Pressemitteilung des Bundesarbeitsgericht zum Beschluss vom 14. Juni 2017 - Az.:10 AZR 330/16 - 

Lesen sie auch unseren Beitrag zum Urteil des Landesarbeitsgericht Hamm: Sind auch unbillige Weisungen erstmal zu befolgen?

Das sagen wir dazu:

Es ist zu hoffen, dass sich der Große Senat der Meinung des 10. Senats und des LAG Hamm anschließt, wonach unbillige Weisungen nicht vorläufig zu befolgen sind. Denn die bisherige Rechtsprechung führt zu einer untragbaren Risikoverlagerung zu Lasten des Arbeitnehmers.

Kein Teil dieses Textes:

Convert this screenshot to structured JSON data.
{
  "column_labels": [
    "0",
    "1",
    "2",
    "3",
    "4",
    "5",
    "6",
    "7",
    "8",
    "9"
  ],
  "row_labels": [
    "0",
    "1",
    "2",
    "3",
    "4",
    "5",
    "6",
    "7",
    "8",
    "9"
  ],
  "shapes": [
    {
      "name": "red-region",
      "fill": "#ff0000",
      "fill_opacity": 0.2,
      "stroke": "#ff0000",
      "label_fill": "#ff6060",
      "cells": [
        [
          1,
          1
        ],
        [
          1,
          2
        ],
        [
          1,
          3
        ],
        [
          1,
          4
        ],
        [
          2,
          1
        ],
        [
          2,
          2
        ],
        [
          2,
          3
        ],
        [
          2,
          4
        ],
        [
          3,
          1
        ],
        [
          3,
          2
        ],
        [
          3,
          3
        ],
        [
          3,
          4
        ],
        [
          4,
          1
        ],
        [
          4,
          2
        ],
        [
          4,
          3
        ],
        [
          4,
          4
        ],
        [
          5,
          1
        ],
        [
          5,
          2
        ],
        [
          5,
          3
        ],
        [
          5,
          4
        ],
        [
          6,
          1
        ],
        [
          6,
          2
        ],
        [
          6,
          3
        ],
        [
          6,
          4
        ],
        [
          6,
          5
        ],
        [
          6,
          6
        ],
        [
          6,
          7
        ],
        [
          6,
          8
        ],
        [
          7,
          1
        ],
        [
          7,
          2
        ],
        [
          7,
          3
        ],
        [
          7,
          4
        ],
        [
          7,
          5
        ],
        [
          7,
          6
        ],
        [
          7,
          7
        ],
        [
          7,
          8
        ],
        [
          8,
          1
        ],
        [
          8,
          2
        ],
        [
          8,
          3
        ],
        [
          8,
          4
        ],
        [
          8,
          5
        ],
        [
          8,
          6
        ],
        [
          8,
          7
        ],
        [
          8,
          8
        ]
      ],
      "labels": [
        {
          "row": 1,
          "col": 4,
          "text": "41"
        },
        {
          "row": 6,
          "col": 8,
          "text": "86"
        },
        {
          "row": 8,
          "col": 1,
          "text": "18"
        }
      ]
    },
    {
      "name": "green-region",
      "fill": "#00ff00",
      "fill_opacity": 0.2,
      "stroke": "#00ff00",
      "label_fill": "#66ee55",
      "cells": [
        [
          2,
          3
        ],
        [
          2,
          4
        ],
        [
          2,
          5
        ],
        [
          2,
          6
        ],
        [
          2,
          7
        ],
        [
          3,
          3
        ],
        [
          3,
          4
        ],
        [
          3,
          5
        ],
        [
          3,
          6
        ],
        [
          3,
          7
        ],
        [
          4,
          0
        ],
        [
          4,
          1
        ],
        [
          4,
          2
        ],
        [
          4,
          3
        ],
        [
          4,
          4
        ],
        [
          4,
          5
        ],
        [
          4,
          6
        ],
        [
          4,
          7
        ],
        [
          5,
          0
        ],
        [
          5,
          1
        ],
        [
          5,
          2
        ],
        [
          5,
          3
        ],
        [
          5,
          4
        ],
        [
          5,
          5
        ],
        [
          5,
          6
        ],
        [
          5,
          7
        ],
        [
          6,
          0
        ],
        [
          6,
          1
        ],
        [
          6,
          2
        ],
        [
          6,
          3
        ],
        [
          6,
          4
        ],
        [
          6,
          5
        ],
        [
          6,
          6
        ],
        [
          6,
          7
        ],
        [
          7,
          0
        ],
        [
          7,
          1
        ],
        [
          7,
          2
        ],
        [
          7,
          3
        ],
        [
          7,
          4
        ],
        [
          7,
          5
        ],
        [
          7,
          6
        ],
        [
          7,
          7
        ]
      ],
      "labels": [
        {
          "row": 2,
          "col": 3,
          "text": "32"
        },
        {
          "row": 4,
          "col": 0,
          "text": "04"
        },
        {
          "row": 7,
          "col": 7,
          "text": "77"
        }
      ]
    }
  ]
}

Dieser wird durch die bisherige Auslegung des Bundesarbeitsgerichts einseitig belastet, weil er sich unrechtmäßigen Anordnungen unterwerfen muss und im Falle der Nichtbefolgung mit Sanktionen zu rechnen hat, die auch dann rechtmäßig bleiben, wenn sich später herausstellt, dass die zu Grunde liegende Weisung unrechtmäßig war.

Dabei ist das Risiko des Arbeitnehmers ohnehin schon hoch. Was „billig“ also gerecht ist, ist eine Frage der Wertung des Einzelfalls. Mag es bei einer Versetzung von Dortmund nach Berlin noch recht offenkundig sein, so gibt es andere Fälle, in denen man sich mit guten Argumenten so oder so entscheiden kann.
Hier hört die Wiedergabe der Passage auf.